Поп закатывал глаза: «Бог — он увидел. Не позволил шутки шутить с землей, да еще над ним насмехаться».
Пшеница позолотилась. Скоро, скоро в степи зазвенят косы, застрекочут ножи лобогреек. Вот-вот готова пшеница; палевая, сухая, она шуршит, колос у нее уже спелый.
И вот тут хозяева потребовали свое. Всех мужиков, получивших землю, вдруг превратили в арендаторов: будь ласков, коси-молоти, только пять копен из каждых десяти, добрую половину зерна, вези хозяину. Словом, отбирают, паразиты, хлеб, землю отбирают.
И Соловей Гринчар обошел хаты Давыда Исаенко, Фомы, Игната и других, кроме Матвея, кто получил от комитета Соловееву землю, потребовал везти к нему на двор после косовицы половину урожая.
От Матвея еще не требовал. Родственнику вроде бы послабление. Нет, однако, никому, самому богу не будет послабления от Соловея Гринчара, потребует и с Матвея… Феся пришла к тату, печальная, похудела: при ней как-то Соловей сказал Никифору, что и с Матвея надо потребовать если не половину, то третью часть урожая — по-родственному, хотя хозяйство родственников не знает и любит расчет.
Феся стояла перед Матвеем измученная, почернелая, опустив глаза в землю. Отчего так худо, неуместно оказалось его дочке у Гринчаров? Из-за земли, что ли? Так нет же, все равно не пойдет Матвей на поклон к Соловею. Получил землю от комитета, комитет пускай и отбирает, а Соловею ничего не отдаст.

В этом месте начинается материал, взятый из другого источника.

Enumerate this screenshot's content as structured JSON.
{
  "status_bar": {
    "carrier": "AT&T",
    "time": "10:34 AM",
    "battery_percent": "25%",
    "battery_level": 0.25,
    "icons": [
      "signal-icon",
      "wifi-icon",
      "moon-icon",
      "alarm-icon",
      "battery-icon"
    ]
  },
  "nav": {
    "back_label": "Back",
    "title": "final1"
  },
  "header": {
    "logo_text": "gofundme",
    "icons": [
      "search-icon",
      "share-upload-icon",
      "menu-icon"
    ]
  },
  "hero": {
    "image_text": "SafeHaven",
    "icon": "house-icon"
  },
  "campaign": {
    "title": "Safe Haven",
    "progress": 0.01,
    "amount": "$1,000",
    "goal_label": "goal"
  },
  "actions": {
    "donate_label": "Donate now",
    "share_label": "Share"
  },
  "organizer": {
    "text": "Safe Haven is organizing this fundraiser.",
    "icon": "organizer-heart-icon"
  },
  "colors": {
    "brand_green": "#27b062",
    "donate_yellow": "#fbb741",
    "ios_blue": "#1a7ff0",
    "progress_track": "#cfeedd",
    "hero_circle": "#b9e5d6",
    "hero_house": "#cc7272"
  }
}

Матвей приготовился: отбил косы, починил грабли. Просить у Соловея лобогрейку и ножи — нет в душе желания. При Советской власти, пусть всего два месяца продержалась тут, совсем спина окостенела, разучился кланяться. И вторую лошадь в лобогрейку где возьмешь? Вечером сидел без огня один в хате. Вдруг во дворе тихий стук, кто-то манил собаку, потом вошел.
— Добрый вечер.
Матвей по голосу узнал Никифора, позвал:
— Заходи смело, не господские хоромы. — Свой густой, грубый голос постарался смягчить. — Заходи, сынок. Что такое случилось? Феся здорова?
Никифор глухо проговорил:
— Здорова… Тато велел, чтобы вы сейчас пришли, нужно…
— Что ж это он — князь великий, сам прийти не может?
Лицо Никифора белело в полутьме.
— Что-то неможется ему, лежит.
Матвей понял, что разговор пойдет о трех десятинах, о расчетах. Помолчал, подумал:
— Ладно, повечеряю — приду.
Никифор тихо повернулся. Слышно, во дворе опять поманил собаку. И опять Матвею стало жаль свою старшую. Теперь, выходит, не защитник ей Никифор перед своим отцом. Соловей Гринчар вновь сгреб в горсть землю и людей. Теперь и невестку не пощадит. Ничего не пропустит, из-под стоячего подошву вырежет.
Матвей повечерял, пошел к Соловею. На улице темно, огоньки лишь на гребне балки. Вот и хата Соловея. Смутно виднелась ограда Соловеева двора. От беленой стены вдруг оторвалась фигура. Это Феся. Наверно, дежурила, ждала отца. Кинулась, положила голову ему на грудь, дрожит, заплакала.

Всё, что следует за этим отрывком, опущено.